Forecourt Theology and Overflow Evangelism
March 31, 2011
Yesterday I went to buy petrol. Whether it is latent patriotism, or the fact that they alone take payment by debit card, we invariably support our nearby BP garage. It was here, some months ago, that Elizabeth met Johannes, who was the inspiration for her newsletter and blog post, ‘Jesus makes me happy,’ (August 30, 2010). We haven’t seen him for months; he has not been on duty whenever we have bought petrol, but today he was.
When he saw my car pull in to the forecourt, he made a beeline towards me with a huge ear-to-ear grin. His first words after greeting me were, “I thought you had left town,” adding, “but I’m glad to see you haven’t. I really enjoyed the book that mama gave me [John Blanchard’s Ultimate Questions] and now I have another to read each night before I sleep. It speaks about covenants.”
“Did you know,” he went on to say, “God made covenants with Adam, and then with Abraham, Moses and David and finally a New Covenant with Jesus? It’s all because we are sinful and this is how God has chosen to bless us with his salvation.”
Well, I was intrigued, but also a little concerned. There are some funny ideas doing the rounds tied up with covenants. I think he detected the unease in my face, so, to reassure me, he said, “Would you like to see the book?”
I said I would. So, asking a colleague to watch that the nozzle of the petrol hose didn’t overflow, he rushed into the staff room, rummaged in his bag, pulled out a book and hastened back. Before he reached the car I could see, much to my relief, it was a rather tatty Banner of Truth paperback of Sinclair Ferguson’s excellent, A Heart for God. Although it had lost a good number of pages, for Johannes it was a treasure, though he wished, he said, it had been complete.

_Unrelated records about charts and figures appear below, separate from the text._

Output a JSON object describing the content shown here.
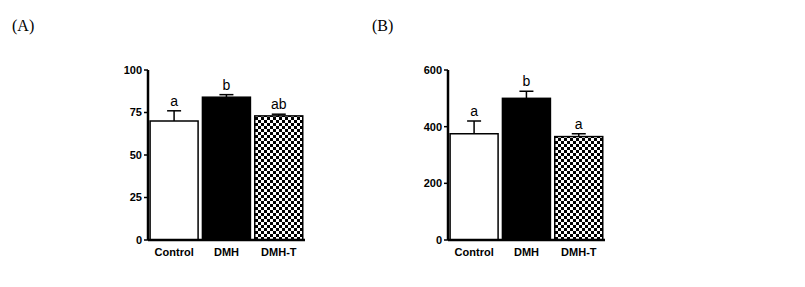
{
  "chart_data": [
    {
      "type": "bar",
      "title": "(A)",
      "categories": [
        "Control",
        "DMH",
        "DMH-T"
      ],
      "values": [
        70,
        84,
        73
      ],
      "errors": [
        6,
        1.5,
        1
      ],
      "annotations": [
        "a",
        "b",
        "ab"
      ],
      "colors": [
        "#ffffff",
        "#000000",
        "#000000"
      ],
      "ylim": [
        0,
        100
      ],
      "yticks": [
        0,
        25,
        50,
        75,
        100
      ]
    },
    {
      "type": "bar",
      "title": "(B)",
      "categories": [
        "Control",
        "DMH",
        "DMH-T"
      ],
      "values": [
        375,
        500,
        365
      ],
      "errors": [
        45,
        25,
        10
      ],
      "annotations": [
        "a",
        "b",
        "a"
      ],
      "colors": [
        "#ffffff",
        "#000000",
        "#000000"
      ],
      "ylim": [
        0,
        600
      ],
      "yticks": [
        0,
        200,
        400,
        600
      ]
    }
  ]
}
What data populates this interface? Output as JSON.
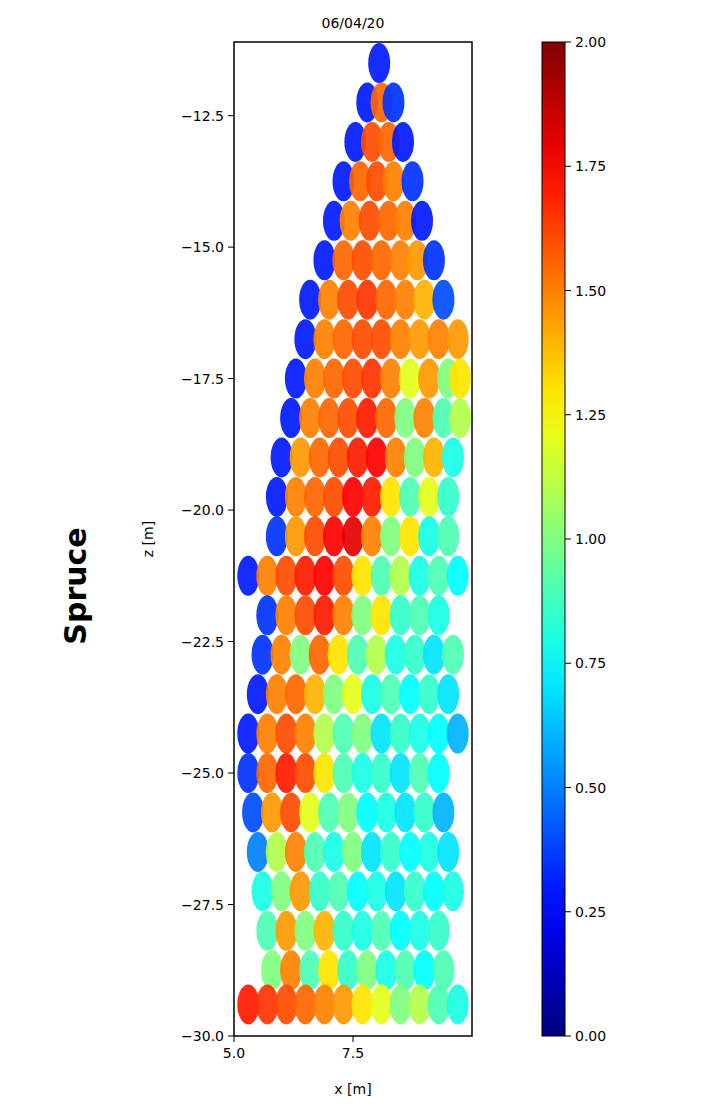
{
  "chart_data": {
    "type": "scatter",
    "title": "06/04/20",
    "row_label": "Spruce",
    "x_label": "x [m]",
    "y_label": "z [m]",
    "xlim": [
      5.0,
      10.0
    ],
    "ylim": [
      -30.0,
      -11.1
    ],
    "xticks": [
      {
        "value": 5.0,
        "label": "5.0"
      },
      7.5
    ],
    "yticks": [
      {
        "value": -12.5,
        "label": "−12.5"
      },
      {
        "value": -15.0,
        "label": "−15.0"
      },
      {
        "value": -17.5,
        "label": "−17.5"
      },
      {
        "value": -20.0,
        "label": "−20.0"
      },
      {
        "value": -22.5,
        "label": "−22.5"
      },
      {
        "value": -25.0,
        "label": "−25.0"
      },
      {
        "value": -27.5,
        "label": "−27.5"
      },
      {
        "value": -30.0,
        "label": "−30.0"
      }
    ],
    "colorbar": {
      "lim": [
        0,
        2
      ],
      "ticks": [
        {
          "value": 0,
          "label": "0.00"
        },
        0.25,
        {
          "value": 0.5,
          "label": "0.50"
        },
        0.75,
        {
          "value": 1,
          "label": "1.00"
        },
        1.25,
        {
          "value": 1.5,
          "label": "1.50"
        },
        1.75,
        {
          "value": 2,
          "label": "2.00"
        }
      ]
    },
    "series": [
      {
        "marker": "ellipse",
        "points": [
          [
            8.05,
            -11.5,
            0.3
          ],
          [
            7.8,
            -12.25,
            0.3
          ],
          [
            8.1,
            -12.25,
            1.55
          ],
          [
            8.35,
            -12.25,
            0.35
          ],
          [
            7.55,
            -13.0,
            0.3
          ],
          [
            7.9,
            -13.0,
            1.6
          ],
          [
            8.25,
            -13.0,
            1.55
          ],
          [
            8.55,
            -13.0,
            0.3
          ],
          [
            7.3,
            -13.75,
            0.3
          ],
          [
            7.65,
            -13.75,
            1.55
          ],
          [
            8.0,
            -13.75,
            1.6
          ],
          [
            8.35,
            -13.75,
            1.5
          ],
          [
            8.75,
            -13.75,
            0.35
          ],
          [
            7.1,
            -14.5,
            0.3
          ],
          [
            7.45,
            -14.5,
            1.5
          ],
          [
            7.85,
            -14.5,
            1.6
          ],
          [
            8.25,
            -14.5,
            1.55
          ],
          [
            8.6,
            -14.5,
            1.5
          ],
          [
            8.95,
            -14.5,
            0.3
          ],
          [
            6.9,
            -15.25,
            0.3
          ],
          [
            7.3,
            -15.25,
            1.55
          ],
          [
            7.7,
            -15.25,
            1.6
          ],
          [
            8.1,
            -15.25,
            1.55
          ],
          [
            8.5,
            -15.25,
            1.5
          ],
          [
            8.85,
            -15.25,
            1.45
          ],
          [
            9.2,
            -15.25,
            0.35
          ],
          [
            6.6,
            -16.0,
            0.3
          ],
          [
            7.0,
            -16.0,
            1.5
          ],
          [
            7.4,
            -16.0,
            1.6
          ],
          [
            7.8,
            -16.0,
            1.65
          ],
          [
            8.2,
            -16.0,
            1.55
          ],
          [
            8.6,
            -16.0,
            1.5
          ],
          [
            9.0,
            -16.0,
            1.4
          ],
          [
            9.4,
            -16.0,
            0.4
          ],
          [
            6.5,
            -16.75,
            0.3
          ],
          [
            6.9,
            -16.75,
            1.5
          ],
          [
            7.3,
            -16.75,
            1.55
          ],
          [
            7.7,
            -16.75,
            1.6
          ],
          [
            8.1,
            -16.75,
            1.6
          ],
          [
            8.5,
            -16.75,
            1.5
          ],
          [
            8.9,
            -16.75,
            1.45
          ],
          [
            9.3,
            -16.75,
            1.5
          ],
          [
            9.7,
            -16.75,
            1.45
          ],
          [
            6.3,
            -17.5,
            0.3
          ],
          [
            6.7,
            -17.5,
            1.5
          ],
          [
            7.1,
            -17.5,
            1.55
          ],
          [
            7.5,
            -17.5,
            1.6
          ],
          [
            7.9,
            -17.5,
            1.65
          ],
          [
            8.3,
            -17.5,
            1.5
          ],
          [
            8.7,
            -17.5,
            1.2
          ],
          [
            9.1,
            -17.5,
            1.45
          ],
          [
            9.5,
            -17.5,
            1.0
          ],
          [
            9.75,
            -17.5,
            1.3
          ],
          [
            6.2,
            -18.25,
            0.3
          ],
          [
            6.6,
            -18.25,
            1.5
          ],
          [
            7.0,
            -18.25,
            1.55
          ],
          [
            7.4,
            -18.25,
            1.6
          ],
          [
            7.8,
            -18.25,
            1.7
          ],
          [
            8.2,
            -18.25,
            1.55
          ],
          [
            8.6,
            -18.25,
            1.0
          ],
          [
            9.0,
            -18.25,
            1.5
          ],
          [
            9.4,
            -18.25,
            0.9
          ],
          [
            9.75,
            -18.25,
            1.1
          ],
          [
            6.0,
            -19.0,
            0.3
          ],
          [
            6.4,
            -19.0,
            1.45
          ],
          [
            6.8,
            -19.0,
            1.55
          ],
          [
            7.2,
            -19.0,
            1.6
          ],
          [
            7.6,
            -19.0,
            1.7
          ],
          [
            8.0,
            -19.0,
            1.75
          ],
          [
            8.4,
            -19.0,
            1.5
          ],
          [
            8.8,
            -19.0,
            1.0
          ],
          [
            9.2,
            -19.0,
            1.4
          ],
          [
            9.6,
            -19.0,
            0.8
          ],
          [
            5.9,
            -19.75,
            0.3
          ],
          [
            6.3,
            -19.75,
            1.5
          ],
          [
            6.7,
            -19.75,
            1.55
          ],
          [
            7.1,
            -19.75,
            1.6
          ],
          [
            7.5,
            -19.75,
            1.75
          ],
          [
            7.9,
            -19.75,
            1.7
          ],
          [
            8.3,
            -19.75,
            1.3
          ],
          [
            8.7,
            -19.75,
            0.9
          ],
          [
            9.1,
            -19.75,
            1.2
          ],
          [
            9.5,
            -19.75,
            0.85
          ],
          [
            5.9,
            -20.5,
            0.35
          ],
          [
            6.3,
            -20.5,
            1.45
          ],
          [
            6.7,
            -20.5,
            1.6
          ],
          [
            7.1,
            -20.5,
            1.75
          ],
          [
            7.5,
            -20.5,
            1.8
          ],
          [
            7.9,
            -20.5,
            1.5
          ],
          [
            8.3,
            -20.5,
            1.0
          ],
          [
            8.7,
            -20.5,
            1.3
          ],
          [
            9.1,
            -20.5,
            0.8
          ],
          [
            9.5,
            -20.5,
            0.9
          ],
          [
            5.3,
            -21.25,
            0.3
          ],
          [
            5.7,
            -21.25,
            1.5
          ],
          [
            6.1,
            -21.25,
            1.6
          ],
          [
            6.5,
            -21.25,
            1.7
          ],
          [
            6.9,
            -21.25,
            1.75
          ],
          [
            7.3,
            -21.25,
            1.6
          ],
          [
            7.7,
            -21.25,
            1.3
          ],
          [
            8.1,
            -21.25,
            0.9
          ],
          [
            8.5,
            -21.25,
            1.1
          ],
          [
            8.9,
            -21.25,
            0.8
          ],
          [
            9.3,
            -21.25,
            0.9
          ],
          [
            9.7,
            -21.25,
            0.75
          ],
          [
            5.7,
            -22.0,
            0.35
          ],
          [
            6.1,
            -22.0,
            1.5
          ],
          [
            6.5,
            -22.0,
            1.6
          ],
          [
            6.9,
            -22.0,
            1.7
          ],
          [
            7.3,
            -22.0,
            1.5
          ],
          [
            7.7,
            -22.0,
            1.0
          ],
          [
            8.1,
            -22.0,
            1.3
          ],
          [
            8.5,
            -22.0,
            0.85
          ],
          [
            8.9,
            -22.0,
            0.9
          ],
          [
            9.3,
            -22.0,
            0.8
          ],
          [
            5.6,
            -22.75,
            0.35
          ],
          [
            6.0,
            -22.75,
            1.5
          ],
          [
            6.4,
            -22.75,
            1.0
          ],
          [
            6.8,
            -22.75,
            1.55
          ],
          [
            7.2,
            -22.75,
            1.3
          ],
          [
            7.6,
            -22.75,
            0.9
          ],
          [
            8.0,
            -22.75,
            1.1
          ],
          [
            8.4,
            -22.75,
            0.8
          ],
          [
            8.8,
            -22.75,
            0.85
          ],
          [
            9.2,
            -22.75,
            0.7
          ],
          [
            9.6,
            -22.75,
            0.9
          ],
          [
            5.5,
            -23.5,
            0.3
          ],
          [
            5.9,
            -23.5,
            1.5
          ],
          [
            6.3,
            -23.5,
            1.55
          ],
          [
            6.7,
            -23.5,
            1.4
          ],
          [
            7.1,
            -23.5,
            1.0
          ],
          [
            7.5,
            -23.5,
            1.2
          ],
          [
            7.9,
            -23.5,
            0.8
          ],
          [
            8.3,
            -23.5,
            0.9
          ],
          [
            8.7,
            -23.5,
            0.75
          ],
          [
            9.1,
            -23.5,
            0.85
          ],
          [
            9.5,
            -23.5,
            0.7
          ],
          [
            5.3,
            -24.25,
            0.3
          ],
          [
            5.7,
            -24.25,
            1.5
          ],
          [
            6.1,
            -24.25,
            1.6
          ],
          [
            6.5,
            -24.25,
            1.5
          ],
          [
            6.9,
            -24.25,
            1.1
          ],
          [
            7.3,
            -24.25,
            0.9
          ],
          [
            7.7,
            -24.25,
            1.0
          ],
          [
            8.1,
            -24.25,
            0.7
          ],
          [
            8.5,
            -24.25,
            0.85
          ],
          [
            8.9,
            -24.25,
            0.8
          ],
          [
            9.3,
            -24.25,
            0.75
          ],
          [
            9.7,
            -24.25,
            0.6
          ],
          [
            5.3,
            -25.0,
            0.35
          ],
          [
            5.7,
            -25.0,
            1.55
          ],
          [
            6.1,
            -25.0,
            1.7
          ],
          [
            6.5,
            -25.0,
            1.6
          ],
          [
            6.9,
            -25.0,
            1.3
          ],
          [
            7.3,
            -25.0,
            0.9
          ],
          [
            7.7,
            -25.0,
            0.8
          ],
          [
            8.1,
            -25.0,
            0.85
          ],
          [
            8.5,
            -25.0,
            0.7
          ],
          [
            8.9,
            -25.0,
            0.9
          ],
          [
            9.3,
            -25.0,
            0.75
          ],
          [
            5.4,
            -25.75,
            0.4
          ],
          [
            5.8,
            -25.75,
            1.45
          ],
          [
            6.2,
            -25.75,
            1.6
          ],
          [
            6.6,
            -25.75,
            1.2
          ],
          [
            7.0,
            -25.75,
            0.9
          ],
          [
            7.4,
            -25.75,
            1.0
          ],
          [
            7.8,
            -25.75,
            0.75
          ],
          [
            8.2,
            -25.75,
            0.8
          ],
          [
            8.6,
            -25.75,
            0.7
          ],
          [
            9.0,
            -25.75,
            0.85
          ],
          [
            9.4,
            -25.75,
            0.6
          ],
          [
            5.5,
            -26.5,
            0.5
          ],
          [
            5.9,
            -26.5,
            1.1
          ],
          [
            6.3,
            -26.5,
            1.5
          ],
          [
            6.7,
            -26.5,
            0.9
          ],
          [
            7.1,
            -26.5,
            0.8
          ],
          [
            7.5,
            -26.5,
            1.0
          ],
          [
            7.9,
            -26.5,
            0.7
          ],
          [
            8.3,
            -26.5,
            0.85
          ],
          [
            8.7,
            -26.5,
            0.75
          ],
          [
            9.1,
            -26.5,
            0.8
          ],
          [
            9.5,
            -26.5,
            0.7
          ],
          [
            5.6,
            -27.25,
            0.8
          ],
          [
            6.0,
            -27.25,
            1.0
          ],
          [
            6.4,
            -27.25,
            1.45
          ],
          [
            6.8,
            -27.25,
            0.85
          ],
          [
            7.2,
            -27.25,
            0.9
          ],
          [
            7.6,
            -27.25,
            0.75
          ],
          [
            8.0,
            -27.25,
            0.8
          ],
          [
            8.4,
            -27.25,
            0.7
          ],
          [
            8.8,
            -27.25,
            0.85
          ],
          [
            9.2,
            -27.25,
            0.75
          ],
          [
            9.6,
            -27.25,
            0.8
          ],
          [
            5.7,
            -28.0,
            0.9
          ],
          [
            6.1,
            -28.0,
            1.45
          ],
          [
            6.5,
            -28.0,
            1.0
          ],
          [
            6.9,
            -28.0,
            1.4
          ],
          [
            7.3,
            -28.0,
            0.85
          ],
          [
            7.7,
            -28.0,
            0.8
          ],
          [
            8.1,
            -28.0,
            0.9
          ],
          [
            8.5,
            -28.0,
            0.75
          ],
          [
            8.9,
            -28.0,
            0.8
          ],
          [
            9.3,
            -28.0,
            0.85
          ],
          [
            5.8,
            -28.75,
            1.0
          ],
          [
            6.2,
            -28.75,
            1.5
          ],
          [
            6.6,
            -28.75,
            0.9
          ],
          [
            7.0,
            -28.75,
            1.3
          ],
          [
            7.4,
            -28.75,
            0.85
          ],
          [
            7.8,
            -28.75,
            1.0
          ],
          [
            8.2,
            -28.75,
            0.8
          ],
          [
            8.6,
            -28.75,
            0.9
          ],
          [
            9.0,
            -28.75,
            0.75
          ],
          [
            9.4,
            -28.75,
            0.9
          ],
          [
            5.3,
            -29.4,
            1.7
          ],
          [
            5.7,
            -29.4,
            1.65
          ],
          [
            6.1,
            -29.4,
            1.6
          ],
          [
            6.5,
            -29.4,
            1.55
          ],
          [
            6.9,
            -29.4,
            1.5
          ],
          [
            7.3,
            -29.4,
            1.45
          ],
          [
            7.7,
            -29.4,
            1.3
          ],
          [
            8.1,
            -29.4,
            1.2
          ],
          [
            8.5,
            -29.4,
            1.0
          ],
          [
            8.9,
            -29.4,
            1.1
          ],
          [
            9.3,
            -29.4,
            0.9
          ],
          [
            9.7,
            -29.4,
            0.8
          ]
        ]
      }
    ]
  }
}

“What time do you finish,” I asked. He said 8:30. “OK, I’ll be back before you go with a complete copy and something else to read afterwards.”
I paid for the fuel and got ready to drive off but Johannes wouldn’t let me go until he had told of me how he had shared the gospel with two of his workmates. Both had become Christians. Now, he wanted them to come to our church, Club View, Free Church of Southern Africa, adding with all the solemnity and wisdom of an experienced pastor, “They are just young Christians and need to be cared for by a good church.”
An hour later I drove back with a complete copy of A Heart for God and John Chapman’s excellent Know and Tell the Gospel, (Matthias Media: 2005).
Johannes illustrates why the African church grows so rapidly. If we were to give his kind of evangelism a label we might want to call it overflow evangelism. He doesn’t share his faith in a hesitant, shyly self-conscious and carefully contrived way, nor is his message stereotyped in churchy language, least of all is he driven by duty. Johannes witnesses spontaneously, instinctively, uninhibitedly, in ordinary, everyday language, because what warms his heart, loosens his tongue. He loves the Lord, he loves the gospel, and he loves people, he therefore wants to share with them what is most important to him; ‘out of the abundance of the heart the mouth speaks’ (Matt 12.34).
April 1, 2011 at 7:33 am
Glad to learn of how good a relationship you have with Johannes. May the Lord continue to use both of you to reach the lost.